I battled food cravings, came to terms with my very real food addictions and overhauled my whole life.
I went through weeks holed up in my house feeling very unsociable. I declined invitations to just about everything because I could not trust myself in a setting where there were snacks that were on my no-no list. Especially at social functions.
You know why I say especially?
Because social functions are the social excuse to go off whatever diet, lifestyle, etc. one is trying to establish. And there’s so much agreement in a social setting “that it’s perfectly okay to cheat or whatever”, that it practically takes the resolve of Job* to survive it successfully. At least this holds true while whatever lifestyle or diet is still in the process of being established.
You know why that is?
Because of the food addictions.
It’s not just the food itself, it’s everything that surrounds the culture, experiences and sensations of food. And before I could successfully navigate this sort of function, I needed my addictions sorted out for real.
I almost succeeded.
Then the holidays arrived.
I have to tell you that I did brilliantly through Thanksgiving, and felt better than I’ve felt in years up until Christmas. That’s when it all went to hell.
I’d gotten to a place over a 6 week period where I had no food cravings.
Zero. Zilch. Nada.
I could sit there and you could eat a pastry right in front of me, and I experienced absolutely no desire to partake in it, nor even the faintest measure of deprivation.
I’d lost almost 40 pounds, had no aches or pains to speak of, no mood swings, was thinking clearly and resolving problems without effort and creating like crazy. I helped my husband build two outdoor farm style tables from scratch, designed the yummiest Thanksgiving Table Scape and then another awesome Christmas table setting, made my house into a Christmas wonderland, hosted friends and family in my guest room, enjoyed a fairly effortless Christmas shopping and gift wrapping extravaganza, and all the while, felt pretty calm and joyous.
Is this what normal feels like?? I’ll have another helping of THAT please.
So, what happened?
Well, I decided that I should fully participate in ALL the festivities surrounding the holidays, that’s what.
I went to all the holiday gatherings I could squeeze in. I ate a bit of this, a bit of that.
At first, I had to actually force myself to indulge in all these holiday “treats”. They tasted plastic and unappealing to me. But I persevered and dined out with friends and family—after all, it’s the holidays!
That’s what you do, right?
But the food always tasted like it was missing something and it left me wanting for something more. Weird, but tangible. My husband and I even discussed this because he felt the same way about the food he was eating.
Still, we marched on.
We had Christmas dinner, then my daughter and her husband came down and we had second Christmas complete with a whole family dinner. Then it was her birthday, and since we were all on holiday, why not?

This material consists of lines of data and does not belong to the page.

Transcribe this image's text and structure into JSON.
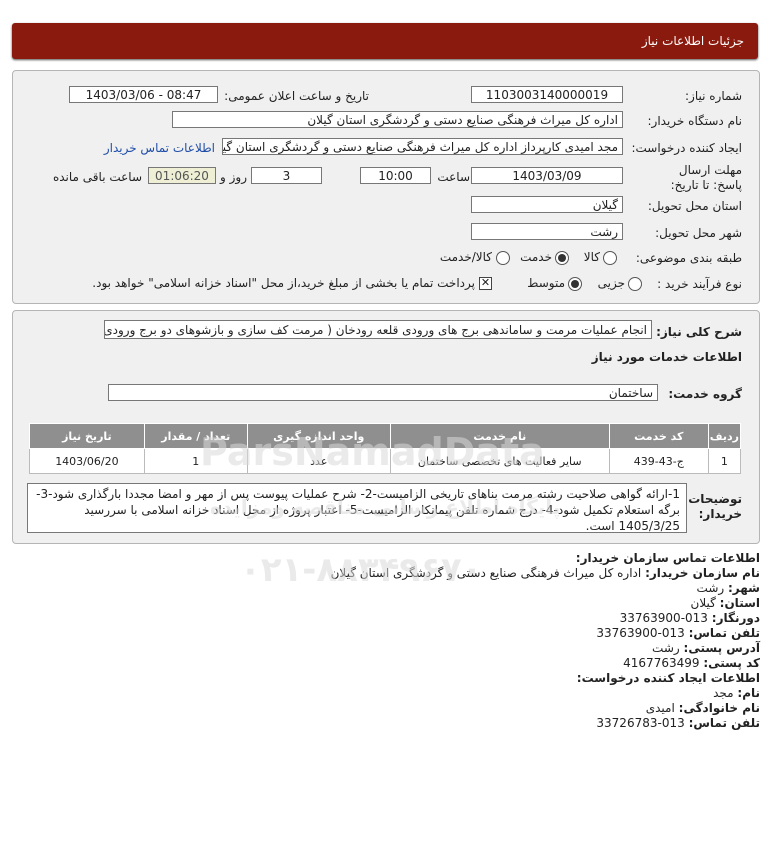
{
  "header": {
    "title": "جزئیات اطلاعات نیاز"
  },
  "form": {
    "need_number_label": "شماره نیاز:",
    "need_number": "1103003140000019",
    "announce_label": "تاریخ و ساعت اعلان عمومی:",
    "announce_value": "1403/03/06 - 08:47",
    "buyer_org_label": "نام دستگاه خریدار:",
    "buyer_org": "اداره کل میراث فرهنگی  صنایع دستی و گردشگری استان گیلان",
    "creator_label": "ایجاد کننده درخواست:",
    "creator": "مجد امیدی کارپرداز اداره کل میراث فرهنگی  صنایع دستی و گردشگری استان گیلان",
    "contact_link": "اطلاعات تماس خریدار",
    "deadline_label": "مهلت ارسال پاسخ: تا تاریخ:",
    "deadline_date": "1403/03/09",
    "time_label": "ساعت",
    "deadline_time": "10:00",
    "days_value": "3",
    "days_label": "روز و",
    "remaining_time": "01:06:20",
    "remaining_label": "ساعت باقی مانده",
    "province_label": "استان محل تحویل:",
    "province": "گیلان",
    "city_label": "شهر محل تحویل:",
    "city": "رشت",
    "category_label": "طبقه بندی موضوعی:",
    "category_options": [
      "کالا",
      "خدمت",
      "کالا/خدمت"
    ],
    "category_selected": "خدمت",
    "process_label": "نوع فرآیند خرید :",
    "process_options": [
      "جزیی",
      "متوسط"
    ],
    "process_selected": "متوسط",
    "payment_note": "پرداخت تمام یا بخشی از مبلغ خرید،از محل \"اسناد خزانه اسلامی\" خواهد بود."
  },
  "summary": {
    "label": "شرح کلی نیاز:",
    "text": "انجام عملیات مرمت و ساماندهی برج های ورودی قلعه رودخان ( مرمت کف سازی و بازشوهای دو برج ورودی)",
    "services_title": "اطلاعات خدمات مورد نیاز",
    "service_group_label": "گروه خدمت:",
    "service_group": "ساختمان"
  },
  "table": {
    "headers": [
      "ردیف",
      "کد خدمت",
      "نام خدمت",
      "واحد اندازه گیری",
      "تعداد / مقدار",
      "تاریخ نیاز"
    ],
    "rows": [
      [
        "1",
        "ج-43-439",
        "سایر فعالیت های تخصصی ساختمان",
        "عدد",
        "1",
        "1403/06/20"
      ]
    ]
  },
  "notes": {
    "label": "توضیحات خریدار:",
    "text": "1-ارائه گواهی صلاحیت رشته مرمت بناهای تاریخی الزامیست-2- شرح عملیات پیوست پس از مهر و امضا مجددا بارگذاری شود-3-برگه استعلام تکمیل شود-4- درج شماره تلفن پیمانکار الزامیست-5- اعتبار پروژه از محل اسناد خزانه اسلامی با سررسید 1405/3/25 است."
  },
  "buyer_contact": {
    "title": "اطلاعات تماس سازمان خریدار:",
    "org_label": "نام سازمان خریدار:",
    "org": "اداره کل میراث فرهنگی صنایع دستی و گردشگری استان گیلان",
    "city_label": "شهر:",
    "city": "رشت",
    "province_label": "استان:",
    "province": "گیلان",
    "fax_label": "دورنگار:",
    "fax": "013-33763900",
    "phone_label": "تلفن تماس:",
    "phone": "013-33763900",
    "address_label": "آدرس پستی:",
    "address": "رشت",
    "postal_label": "کد پستی:",
    "postal": "4167763499"
  },
  "creator_contact": {
    "title": "اطلاعات ایجاد کننده درخواست:",
    "name_label": "نام:",
    "name": "مجد",
    "family_label": "نام خانوادگی:",
    "family": "امیدی",
    "phone_label": "تلفن تماس:",
    "phone": "013-33726783"
  },
  "watermark": {
    "brand": "ParsNamadData",
    "phone": "۰۲۱-۸۸۳۴۹۶۷۰",
    "caption": "پایگاه اطلاع رسانی مناقصه ومزایده"
  }
}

My husband and I started fighting a lot. Nagging each other, and just being bitchy about whatever. Neither of us felt like doing anything productive, and my creative energy seemed to be swamped in a sugar and carb-induced fog. The joy of the holidays were over, replaced by aching joints, restless sleep and 10 pounds of fat.
That’s what I meant when I said I almost succeeded.
I was pretty close to that sweet spot, and the world was mine. I sabotaged my own success, but I’m okay with that.
I get it.
And let’s be honest, if I hadn’t experienced this for myself, I would never have understood it enough to master it for myself. For real. For life.
See, the food game works like the cigarette or drug game. Absolutely.
I quit smoking over eight years ago.
I’d smoked for more than 20 years, and had tried to quit so many times, it became painfully awkward whenever I proclaimed that I was quitting again. But then I did quit. Fully. I don’t miss it either. I can sit with a smoker and they can smoke my old brand, and we can even share a glass of wine, and I don’t have the faintest desire or urge to partake in the smoking bit.
What would happen if I talked myself into having a cigarette anyway? What if I decided to indulge just a little to “be more social” or “fit in”, wouldn’t that be cool? Um, no. That would be stupid.
So, why in the world would I do that in a social setting when it comes to food?? Yet, I did just that.
I get it now. I have a lifetime of “traditions” and habits related to food. And that’s okay. Now I just need to create new traditions, habits and situations to suit a new way of approaching life.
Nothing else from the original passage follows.